In a Healio interview, Winawer and Zauber broke down the study findings and how they might inform patient care going forward.

What were the key takeaways?

Winawer and Zauber: There are several key takeaways. The poor screening colonoscopy adherence in the European studies, and their subsequent negative media, does not represent U.S. expectations and practice. A high adherent single screening colonoscopy may be a more effective screening option than HSgFOBT, which has low programmatic adherence.

When HSgFOBT screening is offered, it is desirable to have screening colonoscopy available as an alternative option. Guidelines need to more clearly emphasize the requirement for programmatic adherence when FOBT testing is offered.

What additional research is needed?

Winawer and Zauber: The long-term effectiveness of screening colonoscopy compared to a program of stool-based tests (HSgFOBT, FIT, DNA/FIT) needs to be determined. There are several randomized controlled trials in progress. These studies are mainly European, with one in the U.S. in a majority all-male veteran population.

In addition, the second part of our study is a predictive microsimulation model of long-term effectiveness of screening colonoscopy compared to HSgFOBT based on the NCS data just reported. This has been completed and is being prepared for submission.

How might these results inform patient care going forward?

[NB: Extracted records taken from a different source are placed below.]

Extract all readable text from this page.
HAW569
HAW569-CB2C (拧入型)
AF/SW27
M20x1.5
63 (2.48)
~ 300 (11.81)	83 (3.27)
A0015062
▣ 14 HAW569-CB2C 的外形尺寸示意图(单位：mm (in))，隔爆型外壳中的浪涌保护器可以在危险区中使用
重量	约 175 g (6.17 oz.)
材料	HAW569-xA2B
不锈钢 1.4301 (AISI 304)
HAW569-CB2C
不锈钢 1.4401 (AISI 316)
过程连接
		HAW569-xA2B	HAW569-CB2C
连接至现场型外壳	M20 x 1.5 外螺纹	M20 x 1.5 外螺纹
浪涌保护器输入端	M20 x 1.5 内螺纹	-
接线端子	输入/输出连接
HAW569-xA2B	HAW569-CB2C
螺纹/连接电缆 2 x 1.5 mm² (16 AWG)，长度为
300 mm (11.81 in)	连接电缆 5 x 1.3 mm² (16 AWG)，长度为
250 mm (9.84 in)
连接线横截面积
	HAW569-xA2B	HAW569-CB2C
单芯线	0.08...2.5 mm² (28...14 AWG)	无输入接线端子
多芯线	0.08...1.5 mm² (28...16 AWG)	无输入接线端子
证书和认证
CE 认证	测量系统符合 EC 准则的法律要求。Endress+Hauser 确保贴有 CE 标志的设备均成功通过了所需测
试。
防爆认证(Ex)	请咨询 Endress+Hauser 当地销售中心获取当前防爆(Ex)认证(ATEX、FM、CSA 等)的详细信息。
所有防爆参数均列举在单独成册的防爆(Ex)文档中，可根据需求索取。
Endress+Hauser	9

Winawer and Zauber: In the context of a U.S.-based patient care setting, when offering CRC screening, colonoscopy is the test that will most likely be accepted. Stool-based testing should be offered as an alternative but needs to be completed every year over at least 3 years to be effective.

Structured sequential adherence to a stool-based test must also be emphasized among clinicians in order to receive maximum benefit in the offered test. A screening-based test is as only good as its uptake. Finally, it should be emphasized that any screening test is better than none, and the best test is the one that gets done and done well.